Digital breast tomosynthesis coupled with 2D screening mammography improved the breast cancer detection rate compared with screening mammography only, according to a study published April 24 in The Lancet Oncology. However, the researchers preached caution and called for additional studies before applying the model in practice.
Given the documented shortcomings of conventional screening mammography, burgeoning potential of breast tomosynthesis as well as questions about selection bias in existing small studies of 3D mammography, trials of integrated 2D and 3D screening are needed.
Thus, Nehmat Houssami, MD, of Sydney Medical School in Australia, and colleagues devised Screening with Tomosynthesis OR Standard Mammography (STORM), a prospective comparative study that enrolled 7,292 asymptomatic women aged 48 years and older who attended population-based screening services in Italy from August 2011 to June 2011.
Women first underwent 2D screening mammography and then integrated 2D and 3D screening. Breast radiologists read the studies sequentially in the same day and recorded recall decisions independently for each exam.
Primary outcomes included the number of cancers detected, the number of cancers detected per 1,000 screens, the number and percentage of false-positive recalls and the incremental cancer detection rate provided by the integrated screening model. These were assessed by excision histology.
Houssami and colleagues also estimated the potential reduction in false-positive recalls if positive integrated 2D and 3D screening were used as a condition for recall.
A total of 59 breast cancers were detected in 57 women, with 39 detected at both 2D and 3D. An additional 20 cancers were detected with integrated 2D and 3D screening.
Integrated 2D and 3D mammography outperformed 2D alone, with the integrated protocol detecting 8.1 cancers per 1,000 screens versus 5.3 per 1,000 with the 2D approach.
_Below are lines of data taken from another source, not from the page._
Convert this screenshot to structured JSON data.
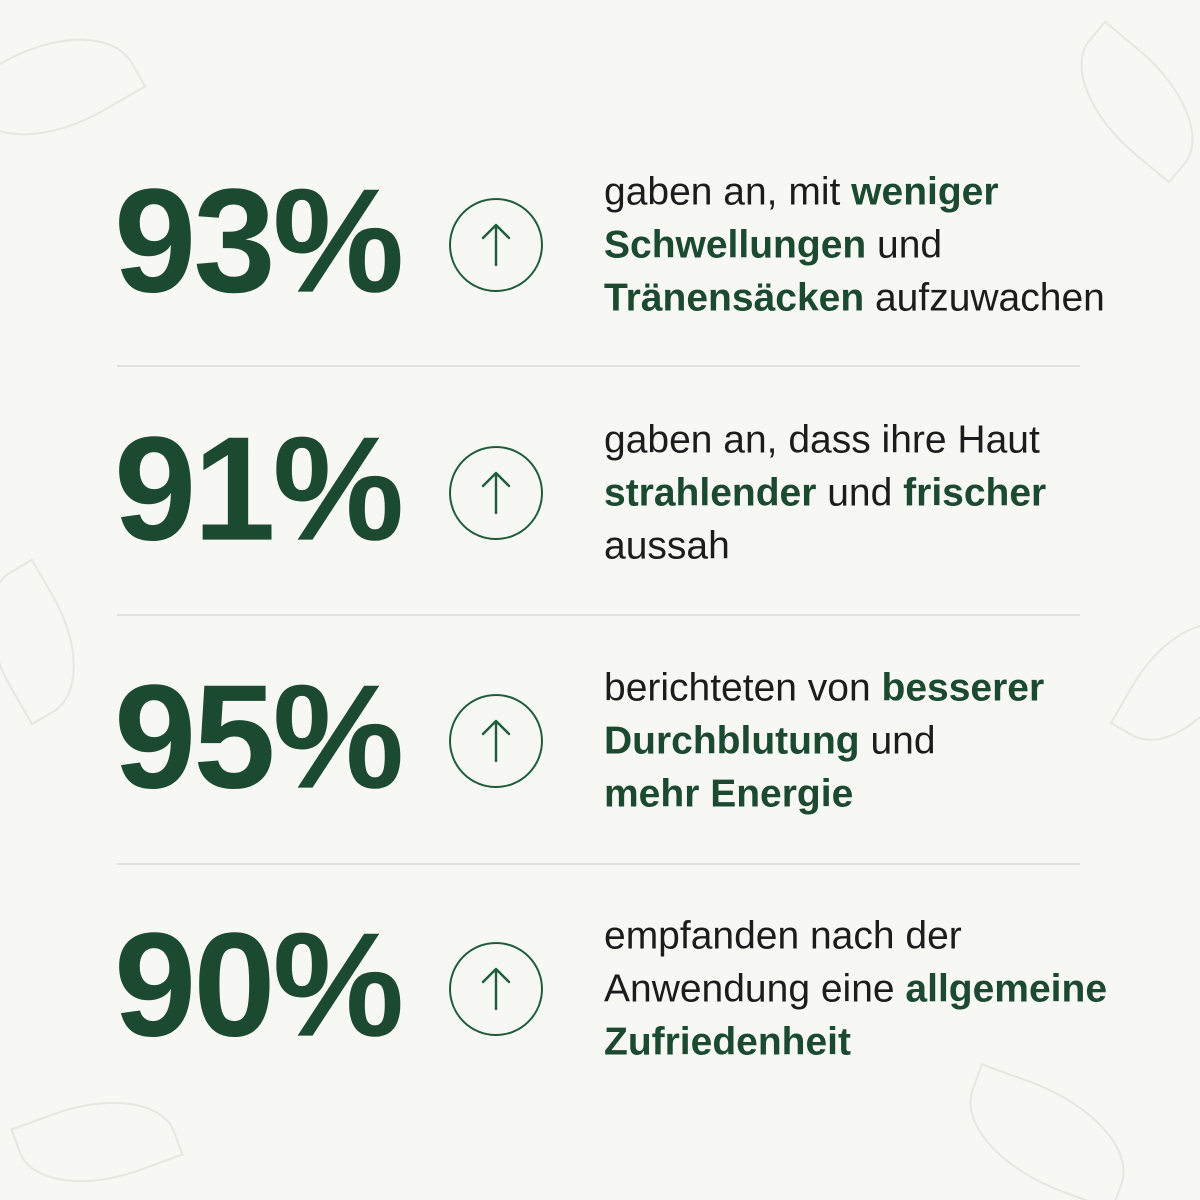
{
  "stats": [
    {
      "value": "93%",
      "lines": [
        [
          {
            "text": "gaben an, mit ",
            "bold": false
          },
          {
            "text": "weniger",
            "bold": true
          }
        ],
        [
          {
            "text": "Schwellungen",
            "bold": true
          },
          {
            "text": " und",
            "bold": false
          }
        ],
        [
          {
            "text": "Tränensäcken",
            "bold": true
          },
          {
            "text": " aufzuwachen",
            "bold": false
          }
        ]
      ]
    },
    {
      "value": "91%",
      "lines": [
        [
          {
            "text": "gaben an, dass ihre Haut",
            "bold": false
          }
        ],
        [
          {
            "text": "strahlender",
            "bold": true
          },
          {
            "text": " und ",
            "bold": false
          },
          {
            "text": "frischer",
            "bold": true
          }
        ],
        [
          {
            "text": "aussah",
            "bold": false
          }
        ]
      ]
    },
    {
      "value": "95%",
      "lines": [
        [
          {
            "text": "berichteten von ",
            "bold": false
          },
          {
            "text": "besserer",
            "bold": true
          }
        ],
        [
          {
            "text": "Durchblutung",
            "bold": true
          },
          {
            "text": " und",
            "bold": false
          }
        ],
        [
          {
            "text": "mehr Energie",
            "bold": true
          }
        ]
      ]
    },
    {
      "value": "90%",
      "lines": [
        [
          {
            "text": "empfanden nach der",
            "bold": false
          }
        ],
        [
          {
            "text": "Anwendung eine ",
            "bold": false
          },
          {
            "text": "allgemeine",
            "bold": true
          }
        ],
        [
          {
            "text": "Zufriedenheit",
            "bold": true
          }
        ]
      ]
    }
  ]
}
Overall, 395 women had false-positive recalls at either 2D or 3D screening. False positives were higher with 2D mammography at 141 women versus 73 women with the combined approach. “Had a conditional recall rule [requiring positive 2D and 3D exams as a condition for recall] been applied we estimate that the false-positive rate would have been 3.5 percent and would have potentially prevented 68 of the 395 false positives,” wrote Houssami et al.
“We hope that our work might be the beginning of a new chapter for mammography screening: our findings should encourage new assessments of screening using 2D and 3D mammography and should factor several issues related to our study.”
Specifically, Houssami and colleagues focused on integrated screening; 3D screening without 2D might not produce the same results. Repeat screening with integrated exams was not assessed in the study and might yield a smaller effect on detection. And STORM did not address biological differences in cancers.
The integrated model requires a 2D and 3D acquisition that doubles the radiation dose, thus the model may not be justifiable unless it improves other outcomes in addition to detection, according to the researchers.
Houssami and colleagues issued a final caveat: “Our results do not warrant an immediate change to breast-screening practice, instead, they show the urgent need for randomized controlled trials of integrated 2D and 3D versus 2D mammography and for further translational research in breast tomosynthesis.”